第1話
−その出会いは、必然だった。
人の中にいる人の姿をした鬼と呼ばれる男と、人の姿をした魔女と呼ばれる女。
刹那的な一夜限りの夢だと互いが互いを偽った。
高レートの裏カジノで、平然と対する相手から全てを奪い取る男が、有無を言わせぬ状況下で賭場に連れて来られるも、泰然自若な様子でロシアンルーレットだと手渡された短銃を何の躊躇いも無くこめかみに当て、流れる様に撃鉄を起こし、トリガーを引く彼女に心を奪われたと自覚するにはその一夜で充分過ぎて。

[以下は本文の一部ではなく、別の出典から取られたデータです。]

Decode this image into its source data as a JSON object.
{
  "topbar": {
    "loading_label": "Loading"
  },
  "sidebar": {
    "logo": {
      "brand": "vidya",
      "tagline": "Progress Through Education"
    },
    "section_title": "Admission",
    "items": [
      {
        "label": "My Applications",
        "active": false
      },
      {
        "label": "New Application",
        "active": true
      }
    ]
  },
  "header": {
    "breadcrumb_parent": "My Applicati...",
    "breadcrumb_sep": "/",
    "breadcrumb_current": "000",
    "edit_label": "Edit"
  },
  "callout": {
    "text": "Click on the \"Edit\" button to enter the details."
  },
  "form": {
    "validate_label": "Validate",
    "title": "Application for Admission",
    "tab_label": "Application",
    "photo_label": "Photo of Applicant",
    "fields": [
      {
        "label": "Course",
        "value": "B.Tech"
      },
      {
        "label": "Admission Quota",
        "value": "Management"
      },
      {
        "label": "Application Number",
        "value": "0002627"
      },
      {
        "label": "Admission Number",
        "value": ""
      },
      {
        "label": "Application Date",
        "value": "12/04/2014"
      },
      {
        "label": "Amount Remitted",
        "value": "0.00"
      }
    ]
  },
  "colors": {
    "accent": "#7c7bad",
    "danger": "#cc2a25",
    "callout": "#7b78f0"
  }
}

そんな彼女が漆黒の鬼に心を奪い取られるのにもその一夜で充分だった。
◇◇◇◇◇
「私も貴女も夜を歩く人間」と酷薄な笑みを浮かべて抱き寄せて首筋を柔らかく食む。
「ならばどうするのさ?馴れ合いなら私は要らない」と小さく呻く。
「私のモノになりませんか」
「いきなりな御挨拶だね。しかも断られないってタカを括ってるのが癪だ」
「違います。私の全てを差し上げるからと頼んでいるのです」
「貴方みたいな人が?」
「貴女だからだ」
「ふぅん、面白い。じゃあ私の赦される全てを貴方に捧げましょう。三千世界の烏を殺してやろうじゃない?」
外からの光が差し込むシティホテルの一室で物騒なカップルが生まれた。
「一眠りしないと勝負に響くでしょう?」
「貴女は眠らないのですか?」
「不眠症なの。こんな朝を迎えるなんて思わなかったから薬が手許にないの」
「ならば付き合いましょう」
「眠れる時には眠らないとダメだって」
「では薬がある場所で寝ましょう。最初の我が儘です」
「セキュリティは貴方が知る場所より低いけど大丈夫?」
「寝て起きたら引っ越せばいいだけの事」
「それもそっか」
「飲み込みが早くて助かります」
「惚れた弱み、だよ」
あっけらかんと言い放つ女には最初に感じた張り詰めた空気は全くなく、ふわりとした笑みはまるで別人の様。
「失礼、惚れました」
「いや、まさか失礼なんて言われるなんて」
「−いや。言葉が見つからなかった」
「ありがとう。これからはゲルダ目指して頑張るよ」
「ゲルダ?」
「そう。雪の女王のゲルダ」
「確か−」
「今は思い出さなくていいから、うちに行こ?」
「タクシーで構いませんか?」
「あ、うん。でも早朝料金…」
「構いません、お金ならあります」
「そうだったね。忘れてた」
−淀んだ世界の空気から解き放たれた気がして、互いに笑い合う。
夜の喧騒と物騒な世界とは背中合わせなのだけど、今だけは違うと信じて。